During last week’s leadership debate, Lewis accused Poilievre of only standing with the Ottawa protesters for a photo op, while Baber sparked cheers when he claimed everything the Liberal government said about February’s protests and why they reacted to it the emergency law had to be invoked “turned out to be wrong.”

“It was a really peaceful movement,” argued Baber.

How and why the law was applied is now being investigated by a parliamentary committee, which has heard that no police officer has actually requested the law to be used to suppress protests in Ottawa.

Former RCMP officer-turned-spokesman for the convoy Daniel Bulford was among those arrested when police tried to break up the protests, although he was released without charge.

Bulford once worked in what is known as ‘close protection’ – the security detail around the prime minister. He quit his job with the Mounties for vaccination orders last year before becoming a leading voice in the anti-mandate movement.

Initially, Bulford acted as a security liaison between protesters and local Ottawa police. As tensions rose, he tried to persuade police to refuse orders to arrest protesters and also warned of people trying to infiltrate the convoy movement to make it seem more of a security threat than it was.

Late Monday afternoon, he threw his support for the Conservative leadership behind Baber, citing his opposition to suspensions, mandates and the fact that he hails from a Toronto-area horse farm, which is a political advantage.
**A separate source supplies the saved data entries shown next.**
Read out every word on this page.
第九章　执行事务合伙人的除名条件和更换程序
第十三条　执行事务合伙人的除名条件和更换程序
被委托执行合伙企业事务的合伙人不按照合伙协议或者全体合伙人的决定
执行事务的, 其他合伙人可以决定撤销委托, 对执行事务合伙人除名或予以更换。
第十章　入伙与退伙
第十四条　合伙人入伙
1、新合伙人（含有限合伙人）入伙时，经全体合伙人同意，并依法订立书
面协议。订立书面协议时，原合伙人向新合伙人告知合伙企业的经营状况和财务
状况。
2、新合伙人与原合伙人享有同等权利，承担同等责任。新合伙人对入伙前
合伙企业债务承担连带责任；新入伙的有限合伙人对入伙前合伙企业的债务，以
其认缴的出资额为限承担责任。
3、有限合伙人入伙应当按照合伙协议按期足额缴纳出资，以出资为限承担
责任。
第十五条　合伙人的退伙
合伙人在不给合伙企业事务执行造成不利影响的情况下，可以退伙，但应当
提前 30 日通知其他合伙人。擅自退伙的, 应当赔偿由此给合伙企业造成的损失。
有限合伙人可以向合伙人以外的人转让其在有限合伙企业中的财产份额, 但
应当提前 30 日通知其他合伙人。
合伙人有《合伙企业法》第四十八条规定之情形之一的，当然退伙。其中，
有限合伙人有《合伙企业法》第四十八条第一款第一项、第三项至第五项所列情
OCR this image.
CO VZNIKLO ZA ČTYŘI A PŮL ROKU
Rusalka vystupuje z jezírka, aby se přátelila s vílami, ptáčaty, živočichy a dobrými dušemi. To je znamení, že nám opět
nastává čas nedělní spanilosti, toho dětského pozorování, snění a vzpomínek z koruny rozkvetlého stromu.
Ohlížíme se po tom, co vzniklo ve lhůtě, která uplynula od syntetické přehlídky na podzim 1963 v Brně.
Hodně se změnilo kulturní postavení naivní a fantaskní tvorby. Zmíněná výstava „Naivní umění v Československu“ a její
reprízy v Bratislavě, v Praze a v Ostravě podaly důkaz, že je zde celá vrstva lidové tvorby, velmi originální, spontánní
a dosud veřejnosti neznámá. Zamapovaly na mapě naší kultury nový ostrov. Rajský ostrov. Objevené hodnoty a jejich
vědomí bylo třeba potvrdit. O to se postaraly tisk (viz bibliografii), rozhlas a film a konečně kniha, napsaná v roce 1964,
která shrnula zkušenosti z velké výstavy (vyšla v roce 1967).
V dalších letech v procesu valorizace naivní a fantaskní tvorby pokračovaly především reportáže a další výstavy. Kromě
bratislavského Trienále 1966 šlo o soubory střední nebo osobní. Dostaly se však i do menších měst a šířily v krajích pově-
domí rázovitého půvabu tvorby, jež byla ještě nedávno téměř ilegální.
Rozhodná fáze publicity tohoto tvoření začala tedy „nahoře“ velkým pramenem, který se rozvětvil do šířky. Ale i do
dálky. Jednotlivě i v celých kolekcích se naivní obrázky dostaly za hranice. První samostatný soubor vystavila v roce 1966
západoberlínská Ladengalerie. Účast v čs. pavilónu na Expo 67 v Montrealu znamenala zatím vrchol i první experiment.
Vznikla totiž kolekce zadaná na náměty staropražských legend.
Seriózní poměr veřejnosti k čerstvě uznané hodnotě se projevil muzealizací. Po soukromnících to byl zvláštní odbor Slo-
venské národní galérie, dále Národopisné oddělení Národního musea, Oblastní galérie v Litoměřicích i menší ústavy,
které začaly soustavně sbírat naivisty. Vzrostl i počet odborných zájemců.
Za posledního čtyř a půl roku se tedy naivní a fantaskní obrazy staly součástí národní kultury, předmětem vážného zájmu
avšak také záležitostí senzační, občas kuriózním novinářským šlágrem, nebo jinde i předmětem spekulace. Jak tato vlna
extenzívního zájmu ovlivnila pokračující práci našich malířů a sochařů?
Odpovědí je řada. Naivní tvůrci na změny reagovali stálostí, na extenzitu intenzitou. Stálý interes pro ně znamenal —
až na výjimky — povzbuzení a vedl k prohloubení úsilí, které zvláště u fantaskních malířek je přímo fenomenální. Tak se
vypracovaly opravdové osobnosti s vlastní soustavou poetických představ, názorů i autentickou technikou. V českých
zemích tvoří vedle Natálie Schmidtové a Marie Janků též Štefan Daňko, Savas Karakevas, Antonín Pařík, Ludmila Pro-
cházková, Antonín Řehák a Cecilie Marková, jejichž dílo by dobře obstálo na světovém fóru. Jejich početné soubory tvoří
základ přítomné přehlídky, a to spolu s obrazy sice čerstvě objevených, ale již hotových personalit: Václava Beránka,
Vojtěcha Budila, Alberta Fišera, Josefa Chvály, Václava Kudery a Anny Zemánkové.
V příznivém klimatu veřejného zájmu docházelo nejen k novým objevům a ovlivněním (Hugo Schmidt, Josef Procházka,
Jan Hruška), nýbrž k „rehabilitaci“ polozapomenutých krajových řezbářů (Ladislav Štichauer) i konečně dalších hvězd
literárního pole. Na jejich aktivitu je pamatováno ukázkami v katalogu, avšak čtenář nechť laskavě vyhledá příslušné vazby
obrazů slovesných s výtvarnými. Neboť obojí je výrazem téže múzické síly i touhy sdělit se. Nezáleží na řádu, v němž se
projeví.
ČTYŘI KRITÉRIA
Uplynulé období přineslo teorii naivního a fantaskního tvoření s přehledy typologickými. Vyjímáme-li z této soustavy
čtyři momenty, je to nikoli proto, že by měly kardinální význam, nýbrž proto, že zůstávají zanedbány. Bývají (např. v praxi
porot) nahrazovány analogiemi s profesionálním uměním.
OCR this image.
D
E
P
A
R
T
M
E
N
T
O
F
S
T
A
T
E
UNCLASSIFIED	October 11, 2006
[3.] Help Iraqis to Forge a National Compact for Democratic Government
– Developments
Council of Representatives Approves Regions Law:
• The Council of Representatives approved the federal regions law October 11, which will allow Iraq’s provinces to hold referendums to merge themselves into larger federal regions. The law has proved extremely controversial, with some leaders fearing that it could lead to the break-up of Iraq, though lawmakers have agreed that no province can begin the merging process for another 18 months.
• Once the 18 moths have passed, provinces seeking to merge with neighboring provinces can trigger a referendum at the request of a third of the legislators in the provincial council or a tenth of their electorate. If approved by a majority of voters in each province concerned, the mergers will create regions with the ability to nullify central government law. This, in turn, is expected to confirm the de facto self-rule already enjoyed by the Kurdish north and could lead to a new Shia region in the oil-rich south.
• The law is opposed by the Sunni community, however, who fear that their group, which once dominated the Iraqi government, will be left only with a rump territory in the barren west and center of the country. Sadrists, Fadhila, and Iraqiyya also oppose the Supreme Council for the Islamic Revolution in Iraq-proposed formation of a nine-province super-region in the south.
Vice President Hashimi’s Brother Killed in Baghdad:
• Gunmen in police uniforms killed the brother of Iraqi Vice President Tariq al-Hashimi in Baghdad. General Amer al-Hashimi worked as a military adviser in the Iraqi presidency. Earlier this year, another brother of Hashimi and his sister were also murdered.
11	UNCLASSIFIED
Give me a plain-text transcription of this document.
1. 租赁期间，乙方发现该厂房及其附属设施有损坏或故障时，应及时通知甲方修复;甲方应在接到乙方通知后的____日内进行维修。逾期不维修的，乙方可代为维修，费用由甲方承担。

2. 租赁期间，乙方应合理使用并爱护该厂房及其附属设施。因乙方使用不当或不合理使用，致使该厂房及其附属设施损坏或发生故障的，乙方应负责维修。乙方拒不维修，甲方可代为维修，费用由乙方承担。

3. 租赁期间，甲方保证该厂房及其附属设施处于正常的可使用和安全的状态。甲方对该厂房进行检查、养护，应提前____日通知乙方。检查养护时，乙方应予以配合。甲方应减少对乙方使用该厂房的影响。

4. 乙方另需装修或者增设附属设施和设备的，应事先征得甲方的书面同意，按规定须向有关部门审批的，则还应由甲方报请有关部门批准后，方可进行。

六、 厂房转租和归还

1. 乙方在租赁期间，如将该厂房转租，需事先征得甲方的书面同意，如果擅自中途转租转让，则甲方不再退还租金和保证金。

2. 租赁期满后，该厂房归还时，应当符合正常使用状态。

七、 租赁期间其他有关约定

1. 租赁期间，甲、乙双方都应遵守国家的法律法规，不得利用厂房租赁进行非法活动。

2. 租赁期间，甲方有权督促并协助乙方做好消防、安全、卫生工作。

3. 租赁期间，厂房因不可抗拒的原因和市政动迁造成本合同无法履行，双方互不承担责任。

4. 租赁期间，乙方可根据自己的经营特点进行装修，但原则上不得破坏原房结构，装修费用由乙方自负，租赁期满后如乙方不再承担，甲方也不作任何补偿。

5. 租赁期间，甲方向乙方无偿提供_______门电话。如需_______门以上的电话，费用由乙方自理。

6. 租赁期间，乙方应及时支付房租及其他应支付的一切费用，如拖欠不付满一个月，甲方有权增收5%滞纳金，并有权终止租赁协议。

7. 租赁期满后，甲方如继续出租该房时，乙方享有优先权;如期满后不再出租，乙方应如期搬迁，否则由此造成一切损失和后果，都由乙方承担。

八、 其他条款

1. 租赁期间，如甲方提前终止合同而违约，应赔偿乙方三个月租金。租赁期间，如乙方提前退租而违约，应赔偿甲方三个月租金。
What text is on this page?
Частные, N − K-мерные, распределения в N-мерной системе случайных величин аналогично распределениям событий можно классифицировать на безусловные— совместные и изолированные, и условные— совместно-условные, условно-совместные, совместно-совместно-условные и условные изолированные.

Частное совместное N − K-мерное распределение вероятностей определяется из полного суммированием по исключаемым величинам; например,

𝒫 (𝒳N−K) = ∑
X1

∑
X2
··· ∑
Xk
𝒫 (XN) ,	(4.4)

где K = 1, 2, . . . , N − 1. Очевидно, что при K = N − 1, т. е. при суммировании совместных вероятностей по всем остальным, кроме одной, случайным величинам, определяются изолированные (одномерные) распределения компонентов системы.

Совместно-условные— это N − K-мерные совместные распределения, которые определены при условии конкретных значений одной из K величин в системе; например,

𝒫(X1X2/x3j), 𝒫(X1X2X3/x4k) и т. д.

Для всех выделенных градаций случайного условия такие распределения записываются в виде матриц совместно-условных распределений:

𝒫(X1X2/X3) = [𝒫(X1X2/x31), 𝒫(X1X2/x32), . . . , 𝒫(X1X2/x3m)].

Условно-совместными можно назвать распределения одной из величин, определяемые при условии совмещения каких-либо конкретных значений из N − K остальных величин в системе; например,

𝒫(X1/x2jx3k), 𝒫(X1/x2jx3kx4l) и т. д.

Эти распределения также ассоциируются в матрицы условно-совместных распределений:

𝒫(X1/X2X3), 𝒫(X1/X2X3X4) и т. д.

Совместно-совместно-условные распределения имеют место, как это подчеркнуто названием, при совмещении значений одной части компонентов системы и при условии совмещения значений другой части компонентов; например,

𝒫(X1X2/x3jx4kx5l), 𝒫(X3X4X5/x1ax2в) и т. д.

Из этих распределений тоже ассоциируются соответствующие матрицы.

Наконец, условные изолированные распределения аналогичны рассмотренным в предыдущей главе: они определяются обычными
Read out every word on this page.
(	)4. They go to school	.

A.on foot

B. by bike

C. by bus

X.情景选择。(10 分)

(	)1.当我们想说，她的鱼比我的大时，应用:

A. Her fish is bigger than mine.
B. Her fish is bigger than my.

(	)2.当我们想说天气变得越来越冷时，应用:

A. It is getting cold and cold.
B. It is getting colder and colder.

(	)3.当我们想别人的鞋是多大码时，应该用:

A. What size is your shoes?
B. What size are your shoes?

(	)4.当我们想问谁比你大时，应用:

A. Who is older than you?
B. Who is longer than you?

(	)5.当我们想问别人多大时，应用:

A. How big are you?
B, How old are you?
“Ultimately he stood up for us so I will stand up for him,” Bulford wrote on social media as he urged people to buy Conservative party membership in support of Baber’s campaign.

Baber welcomed the nod.

“I am honored to have the support of @BulfordDaniel and many leaders in the freedom movement,” he wrote on social media.

Citing the chief of public health, Dr. Theresa Tam, she has been a glowing stick for Conservatives in the past.

In the party’s 2020 leadership race, then-MP Derek Sloan came under fire when he publicly questioned Tam’s loyalty to Canada – she was born in Hong Kong – and her credibility.

Tam’s five-year tenure as Canada’s chief health officer expires this year. It is not yet known whether her appointment will be extended.

Baber is also calling for a judicial inquiry into the public health management of the pandemic.

“I am the only candidate in this Conservative leadership race who is fully committed to reversing the failure of the pandemic response that has hurt so many Canadians,” he wrote in an email to members Tuesday.

Baber and Lewis are now also moving to the next phase of the pandemic response, attacking the World Health Organization for working towards a global agreement that would better guide pandemic management.

Both candidates say it would undermine Canada’s sovereignty.

The contract is only in the negotiation phase, no signings are expected before 2024.